The amount, as such, works out to Rs.85/-per square metre approximately. To that extent, the impugned judgment deserves to be modified. 14. The learned Government Advocate is not justified to contend that the applicant has failed to establish that the price offered by Land Acquisition Officer was not inadequate. The respondents failed to adduce any evidence to establish that the price offered by the Land Acquisition Officer while passing the award under Section 11 of the said Act was just and proper. On the contrary, the evidence discloses that the price offered by the Land Acquisition Officer while passing the award under Section 11 of the said Act was wholly inadequate and the applicant was entitled for enhancement of compensation.
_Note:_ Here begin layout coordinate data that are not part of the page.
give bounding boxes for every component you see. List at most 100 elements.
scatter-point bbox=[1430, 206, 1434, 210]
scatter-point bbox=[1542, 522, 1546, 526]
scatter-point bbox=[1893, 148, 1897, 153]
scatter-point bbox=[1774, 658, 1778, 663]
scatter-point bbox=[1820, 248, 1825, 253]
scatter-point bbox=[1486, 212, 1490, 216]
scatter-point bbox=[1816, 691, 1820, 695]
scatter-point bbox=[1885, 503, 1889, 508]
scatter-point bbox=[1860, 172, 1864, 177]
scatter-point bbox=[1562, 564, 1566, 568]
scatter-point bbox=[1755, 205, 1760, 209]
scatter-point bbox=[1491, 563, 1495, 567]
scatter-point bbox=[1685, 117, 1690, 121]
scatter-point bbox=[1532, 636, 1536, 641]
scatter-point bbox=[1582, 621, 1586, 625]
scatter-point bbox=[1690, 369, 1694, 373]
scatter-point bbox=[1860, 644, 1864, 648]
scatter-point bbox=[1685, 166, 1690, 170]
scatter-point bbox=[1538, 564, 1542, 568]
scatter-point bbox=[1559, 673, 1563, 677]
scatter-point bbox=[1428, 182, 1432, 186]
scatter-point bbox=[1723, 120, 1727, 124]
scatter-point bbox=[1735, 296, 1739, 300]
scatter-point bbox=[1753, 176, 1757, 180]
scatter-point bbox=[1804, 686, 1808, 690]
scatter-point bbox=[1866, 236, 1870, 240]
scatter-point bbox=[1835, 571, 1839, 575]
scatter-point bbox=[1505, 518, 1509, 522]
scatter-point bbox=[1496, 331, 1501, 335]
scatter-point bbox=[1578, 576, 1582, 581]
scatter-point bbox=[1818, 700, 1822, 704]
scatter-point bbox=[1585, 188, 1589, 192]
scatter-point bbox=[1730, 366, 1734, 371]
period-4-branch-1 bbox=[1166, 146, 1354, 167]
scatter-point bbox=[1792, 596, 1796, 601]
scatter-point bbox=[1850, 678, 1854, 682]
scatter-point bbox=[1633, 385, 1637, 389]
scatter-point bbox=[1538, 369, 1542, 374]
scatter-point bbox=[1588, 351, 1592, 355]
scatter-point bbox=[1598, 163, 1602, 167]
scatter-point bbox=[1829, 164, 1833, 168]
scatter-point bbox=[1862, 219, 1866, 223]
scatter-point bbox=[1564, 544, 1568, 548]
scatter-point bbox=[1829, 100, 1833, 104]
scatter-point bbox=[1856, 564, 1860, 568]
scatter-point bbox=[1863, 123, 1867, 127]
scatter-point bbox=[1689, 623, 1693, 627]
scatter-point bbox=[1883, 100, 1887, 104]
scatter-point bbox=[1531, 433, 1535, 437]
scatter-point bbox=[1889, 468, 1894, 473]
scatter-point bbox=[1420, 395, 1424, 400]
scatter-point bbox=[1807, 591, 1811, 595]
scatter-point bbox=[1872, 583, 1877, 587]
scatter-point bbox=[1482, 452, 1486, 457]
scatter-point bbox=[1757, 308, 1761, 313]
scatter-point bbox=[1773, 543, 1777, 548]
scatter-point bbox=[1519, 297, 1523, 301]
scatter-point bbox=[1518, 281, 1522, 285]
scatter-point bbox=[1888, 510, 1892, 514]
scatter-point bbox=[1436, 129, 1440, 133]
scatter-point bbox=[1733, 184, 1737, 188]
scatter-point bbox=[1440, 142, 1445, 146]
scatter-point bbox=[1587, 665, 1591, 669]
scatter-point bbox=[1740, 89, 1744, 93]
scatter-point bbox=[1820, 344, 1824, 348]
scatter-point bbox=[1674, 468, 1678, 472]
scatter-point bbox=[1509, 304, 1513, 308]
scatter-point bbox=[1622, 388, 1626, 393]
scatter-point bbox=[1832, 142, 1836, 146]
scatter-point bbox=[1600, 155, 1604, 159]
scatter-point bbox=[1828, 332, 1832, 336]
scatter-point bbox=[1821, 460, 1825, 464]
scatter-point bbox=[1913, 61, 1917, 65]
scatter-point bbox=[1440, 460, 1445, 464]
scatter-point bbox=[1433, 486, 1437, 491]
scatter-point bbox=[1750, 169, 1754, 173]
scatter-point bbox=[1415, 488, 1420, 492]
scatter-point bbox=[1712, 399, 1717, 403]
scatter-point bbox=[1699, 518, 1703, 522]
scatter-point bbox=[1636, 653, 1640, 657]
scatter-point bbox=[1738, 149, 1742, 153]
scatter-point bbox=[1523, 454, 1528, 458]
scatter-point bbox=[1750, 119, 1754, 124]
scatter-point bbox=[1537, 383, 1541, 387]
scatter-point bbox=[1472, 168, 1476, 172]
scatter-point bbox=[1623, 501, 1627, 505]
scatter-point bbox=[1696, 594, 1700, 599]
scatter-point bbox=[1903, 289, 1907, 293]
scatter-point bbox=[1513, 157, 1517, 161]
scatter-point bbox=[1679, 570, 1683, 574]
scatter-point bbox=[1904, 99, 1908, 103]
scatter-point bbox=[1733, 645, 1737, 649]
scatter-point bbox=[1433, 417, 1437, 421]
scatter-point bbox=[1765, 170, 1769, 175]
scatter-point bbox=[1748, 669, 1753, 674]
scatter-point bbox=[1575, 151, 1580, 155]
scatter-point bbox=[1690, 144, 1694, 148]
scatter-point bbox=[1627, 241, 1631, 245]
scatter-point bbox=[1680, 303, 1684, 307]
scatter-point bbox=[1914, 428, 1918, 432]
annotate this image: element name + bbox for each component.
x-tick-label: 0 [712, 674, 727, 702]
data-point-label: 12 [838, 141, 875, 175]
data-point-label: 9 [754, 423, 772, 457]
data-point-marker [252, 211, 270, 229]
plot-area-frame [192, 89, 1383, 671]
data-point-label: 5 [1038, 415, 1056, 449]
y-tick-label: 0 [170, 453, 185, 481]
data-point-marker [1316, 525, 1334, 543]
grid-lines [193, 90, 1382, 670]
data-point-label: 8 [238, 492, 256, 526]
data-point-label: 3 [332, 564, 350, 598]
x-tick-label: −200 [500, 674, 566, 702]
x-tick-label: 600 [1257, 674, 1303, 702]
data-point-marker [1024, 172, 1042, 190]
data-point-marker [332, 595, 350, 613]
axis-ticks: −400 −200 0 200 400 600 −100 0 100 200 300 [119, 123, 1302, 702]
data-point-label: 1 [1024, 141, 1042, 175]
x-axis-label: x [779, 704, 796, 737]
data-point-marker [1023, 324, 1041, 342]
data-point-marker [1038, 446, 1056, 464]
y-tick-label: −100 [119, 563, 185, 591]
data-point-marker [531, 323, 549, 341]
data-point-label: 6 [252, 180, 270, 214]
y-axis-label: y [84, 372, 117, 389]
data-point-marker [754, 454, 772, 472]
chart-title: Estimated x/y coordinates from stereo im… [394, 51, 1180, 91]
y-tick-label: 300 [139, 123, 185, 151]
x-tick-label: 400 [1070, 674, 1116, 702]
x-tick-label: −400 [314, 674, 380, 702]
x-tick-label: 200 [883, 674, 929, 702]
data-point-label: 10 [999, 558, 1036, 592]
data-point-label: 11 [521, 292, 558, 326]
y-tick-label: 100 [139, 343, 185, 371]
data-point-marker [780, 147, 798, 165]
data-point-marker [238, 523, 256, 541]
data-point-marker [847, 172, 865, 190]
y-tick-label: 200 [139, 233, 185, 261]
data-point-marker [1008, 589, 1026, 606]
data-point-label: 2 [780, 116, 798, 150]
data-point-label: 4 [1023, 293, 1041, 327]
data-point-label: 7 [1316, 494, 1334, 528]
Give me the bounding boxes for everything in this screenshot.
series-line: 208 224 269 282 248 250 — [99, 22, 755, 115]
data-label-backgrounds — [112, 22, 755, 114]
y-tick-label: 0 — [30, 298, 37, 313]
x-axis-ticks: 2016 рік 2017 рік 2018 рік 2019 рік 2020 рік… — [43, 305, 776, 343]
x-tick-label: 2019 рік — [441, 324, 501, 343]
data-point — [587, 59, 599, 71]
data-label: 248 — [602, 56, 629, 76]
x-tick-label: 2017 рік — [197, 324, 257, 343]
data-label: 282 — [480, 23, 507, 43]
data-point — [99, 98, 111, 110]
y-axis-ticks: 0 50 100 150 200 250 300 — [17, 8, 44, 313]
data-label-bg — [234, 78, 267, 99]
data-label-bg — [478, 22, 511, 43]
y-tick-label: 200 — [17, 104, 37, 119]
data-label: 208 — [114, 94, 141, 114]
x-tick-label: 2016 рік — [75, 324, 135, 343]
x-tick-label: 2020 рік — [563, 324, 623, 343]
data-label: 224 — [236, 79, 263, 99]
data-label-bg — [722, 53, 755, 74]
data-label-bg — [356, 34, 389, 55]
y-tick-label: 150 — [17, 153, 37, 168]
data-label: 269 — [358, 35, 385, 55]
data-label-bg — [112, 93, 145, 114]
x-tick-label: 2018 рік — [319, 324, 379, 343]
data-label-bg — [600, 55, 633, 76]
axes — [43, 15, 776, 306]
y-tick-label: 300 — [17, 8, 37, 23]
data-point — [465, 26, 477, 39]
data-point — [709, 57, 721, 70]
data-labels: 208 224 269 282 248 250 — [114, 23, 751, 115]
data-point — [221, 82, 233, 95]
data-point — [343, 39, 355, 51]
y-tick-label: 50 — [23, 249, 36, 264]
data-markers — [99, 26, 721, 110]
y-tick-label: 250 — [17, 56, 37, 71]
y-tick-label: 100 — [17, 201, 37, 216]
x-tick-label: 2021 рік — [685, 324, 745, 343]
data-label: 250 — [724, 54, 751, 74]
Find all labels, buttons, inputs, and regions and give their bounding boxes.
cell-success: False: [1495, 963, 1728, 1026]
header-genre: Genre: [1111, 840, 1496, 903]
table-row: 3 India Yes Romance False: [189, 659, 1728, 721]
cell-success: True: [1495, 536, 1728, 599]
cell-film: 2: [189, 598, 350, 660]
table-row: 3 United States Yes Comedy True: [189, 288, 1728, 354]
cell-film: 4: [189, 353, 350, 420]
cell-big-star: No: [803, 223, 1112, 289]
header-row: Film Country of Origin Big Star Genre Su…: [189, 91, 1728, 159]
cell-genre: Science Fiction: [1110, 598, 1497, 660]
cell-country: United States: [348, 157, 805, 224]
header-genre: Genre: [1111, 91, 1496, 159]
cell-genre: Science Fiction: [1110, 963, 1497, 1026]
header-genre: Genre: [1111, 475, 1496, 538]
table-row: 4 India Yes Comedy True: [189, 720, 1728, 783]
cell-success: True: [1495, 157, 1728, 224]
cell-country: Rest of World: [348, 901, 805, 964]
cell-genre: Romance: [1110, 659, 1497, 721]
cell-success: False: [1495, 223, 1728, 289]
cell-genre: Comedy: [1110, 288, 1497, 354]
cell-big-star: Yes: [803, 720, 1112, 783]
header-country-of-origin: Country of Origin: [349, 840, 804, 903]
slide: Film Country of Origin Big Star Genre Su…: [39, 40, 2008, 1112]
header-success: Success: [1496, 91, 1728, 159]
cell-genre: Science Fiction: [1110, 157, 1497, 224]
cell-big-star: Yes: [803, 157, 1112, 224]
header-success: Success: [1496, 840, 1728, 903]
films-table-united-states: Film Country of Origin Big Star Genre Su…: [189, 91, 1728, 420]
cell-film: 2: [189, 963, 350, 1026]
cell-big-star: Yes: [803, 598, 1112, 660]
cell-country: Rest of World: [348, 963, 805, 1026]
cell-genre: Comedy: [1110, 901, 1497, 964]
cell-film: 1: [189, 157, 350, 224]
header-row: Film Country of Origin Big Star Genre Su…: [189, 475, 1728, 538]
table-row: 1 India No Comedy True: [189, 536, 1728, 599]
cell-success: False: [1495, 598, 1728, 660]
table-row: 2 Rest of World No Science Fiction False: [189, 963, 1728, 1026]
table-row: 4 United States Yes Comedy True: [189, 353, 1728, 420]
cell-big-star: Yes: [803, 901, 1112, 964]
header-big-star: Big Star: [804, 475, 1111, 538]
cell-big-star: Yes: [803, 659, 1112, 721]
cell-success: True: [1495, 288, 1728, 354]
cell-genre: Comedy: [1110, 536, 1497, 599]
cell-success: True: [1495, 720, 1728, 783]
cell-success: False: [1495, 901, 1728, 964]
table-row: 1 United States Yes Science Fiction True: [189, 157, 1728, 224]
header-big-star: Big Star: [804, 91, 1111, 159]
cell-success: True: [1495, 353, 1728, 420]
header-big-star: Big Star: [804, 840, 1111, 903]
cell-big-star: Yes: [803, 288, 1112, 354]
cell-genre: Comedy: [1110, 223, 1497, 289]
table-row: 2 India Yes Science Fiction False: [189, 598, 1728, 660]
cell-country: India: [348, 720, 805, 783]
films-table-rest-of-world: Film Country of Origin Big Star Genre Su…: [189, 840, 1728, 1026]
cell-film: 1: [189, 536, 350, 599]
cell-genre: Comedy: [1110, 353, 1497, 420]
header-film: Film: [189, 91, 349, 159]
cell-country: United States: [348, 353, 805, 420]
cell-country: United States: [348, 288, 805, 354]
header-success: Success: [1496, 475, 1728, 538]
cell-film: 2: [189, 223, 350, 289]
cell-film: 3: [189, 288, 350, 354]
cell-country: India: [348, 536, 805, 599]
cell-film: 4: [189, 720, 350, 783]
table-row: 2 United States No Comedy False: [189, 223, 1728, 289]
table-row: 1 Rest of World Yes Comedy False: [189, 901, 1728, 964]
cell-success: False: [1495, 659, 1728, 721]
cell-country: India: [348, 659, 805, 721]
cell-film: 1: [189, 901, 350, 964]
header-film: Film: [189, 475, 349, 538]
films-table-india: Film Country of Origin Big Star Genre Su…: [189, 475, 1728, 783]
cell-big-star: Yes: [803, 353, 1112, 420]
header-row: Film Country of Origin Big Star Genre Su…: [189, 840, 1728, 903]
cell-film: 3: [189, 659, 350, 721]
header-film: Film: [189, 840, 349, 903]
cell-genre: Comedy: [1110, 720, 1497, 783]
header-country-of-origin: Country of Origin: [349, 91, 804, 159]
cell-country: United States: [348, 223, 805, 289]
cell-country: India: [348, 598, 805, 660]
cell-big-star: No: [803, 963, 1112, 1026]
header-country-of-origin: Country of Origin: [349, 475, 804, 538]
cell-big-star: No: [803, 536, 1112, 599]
The point for determination is answered accordingly. 15. In view of the above, I pass the following order: ORDER (i) First Appeal No.109/2006 is partly allowed and the impugned judgment and award dated 29/11/2005 is modified and the compensation for the land acquired is fixed at Rs.85/- per square metre. (ii) The remaining part of the award granting statutory benefits is confirmed. (iii) First Appeal No.233/2006 stands dismissed. (iv) Both the appeals stand disposed of accordingly with no order as to costs.